Eu aguardava ansiosamente a volta de Hans. Havia um limite para aguentar Lise e seu comportamento censurador. Quando chegamos no apartamento, ela ficou na sala andando de um lado para o outro enquanto mandava mensagens no telefone e dava ordens há algum funcionário de suas casas de festas infantis. Aquele era seu modus operandi. Muito diferente da mulher tímida que ela demonstrava ser. Tudo bem que timidez não é sinônimo de calmaria e compreensão. Lise era um tanto difícil quando pensava que tinha toda a razão.
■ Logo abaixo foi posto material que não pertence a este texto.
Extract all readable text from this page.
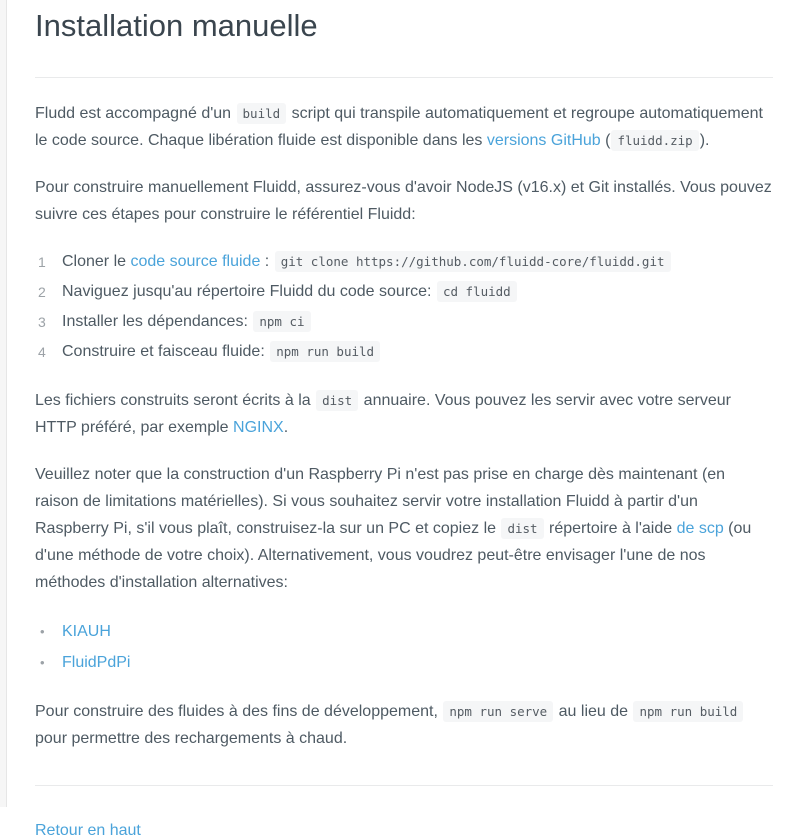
Installation manuelle

Fludd est accompagné d'un build script qui transpile automatiquement et regroupe automatiquement le code source. Chaque libération fluide est disponible dans les versions GitHub ( fluidd.zip ).

Pour construire manuellement Fluidd, assurez-vous d'avoir NodeJS (v16.x) et Git installés. Vous pouvez suivre ces étapes pour construire le référentiel Fluidd:

Cloner le code source fluide : git clone https://github.com/fluidd-core/fluidd.git
Naviguez jusqu'au répertoire Fluidd du code source: cd fluidd
Installer les dépendances: npm ci
Construire et faisceau fluide: npm run build

Les fichiers construits seront écrits à la dist annuaire. Vous pouvez les servir avec votre serveur HTTP préféré, par exemple NGINX.

Veuillez noter que la construction d'un Raspberry Pi n'est pas prise en charge dès maintenant (en raison de limitations matérielles). Si vous souhaitez servir votre installation Fluidd à partir d'un Raspberry Pi, s'il vous plaît, construisez-la sur un PC et copiez le dist répertoire à l'aide de scp (ou d'une méthode de votre choix). Alternativement, vous voudrez peut-être envisager l'une de nos méthodes d'installation alternatives:

• KIAUH
• FluidPdPi

Pour construire des fluides à des fins de développement, npm run serve au lieu de npm run build pour permettre des rechargements à chaud.

Retour en haut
Já que eu quase não tinha aproveitado dos quitutes da confeitaria, fiquei na cozinha comendo bolachas doces e tomando chá de hortelã. Helena estava em seu carrinho, resmungando e resistindo bravamente ao sono.

Ao ouvir o barulho de chave girando no trinco, rapidamente me levantei e fui para a sala. Não via a hora de minha prima ir embora e levar consigo a carga pesada que ela havia trazido.

Hans terminava de trancar a porta quando nossos olhos se encontraram. Ele sorriu dando poucos passos até a minha direção, depois se encurvou e, sem se importar com a presença de Lise, me beijou longamente nos lábios. Nas pontas dos pés me agarrei a sua jaqueta sentindo seus braços envolvendo o meu corpo. Ao terminarmos nosso cumprimento caloroso, voltamos a nos encarar. Não me contive e acabei sorrindo diante do seu rosto tão bonito.

– Oi.

– Oi. – devolvi o cumprimento.

– Como foi sua tarde?

– Foi cheia de saudade de você. – falei para que Lise escutasse. O sorriso de Hans cresceu e eu fiquei ainda mais apertada em seus braços.

– Onde está Helena?

Antes que eu pudesse responder, ouvimos um chorinho manhoso vindo da cozinha. Hans riu e se afastou, seguindo o som da minha filha. Fui logo atrás, não querendo perder o encontro deles.

– Oi, minha Galeguinha. – ele disse, lavando as mãos na pia. – Está cansada de ficar nesse carrinho, não é mesmo? Já vou te tirar daí.

O choro de Helena foi diminuindo à medida que Hans falava. Encostei no batente da porta observando a interação deles. Quando ele a pegou nos braços, uma gargalhada bem gostosa saiu da boca da minha bebê.

A sensação de participar daquele momento era dolorosamente emocionante. Meu coração parecia se retorcer, a passagem de ar pela garganta ficou estreita e meus olhos se encheram de lágrimas.

– Espero estar enganada. – a voz de Lise soou baixa ao meu lado.

Limpei rapidamente as poucas lágrimas que derramaram e desfiz o sorriso. Não queria Lise vendo minha vulnerabilidade.

– Posso ter deixado uma má impressão, mas desejo que vocês se acertem. – ela concluiu sua fala.

Não demorou muito para que minha prima fosse embora. Na verdade, era bom ser só eu, Hans e Helena de novo. Por mais que eu não quisesse saber onde nossa relação nos levaria, eu não poderia fugir do sentimento de satisfação ao ter Hans conosco, nos resguardando.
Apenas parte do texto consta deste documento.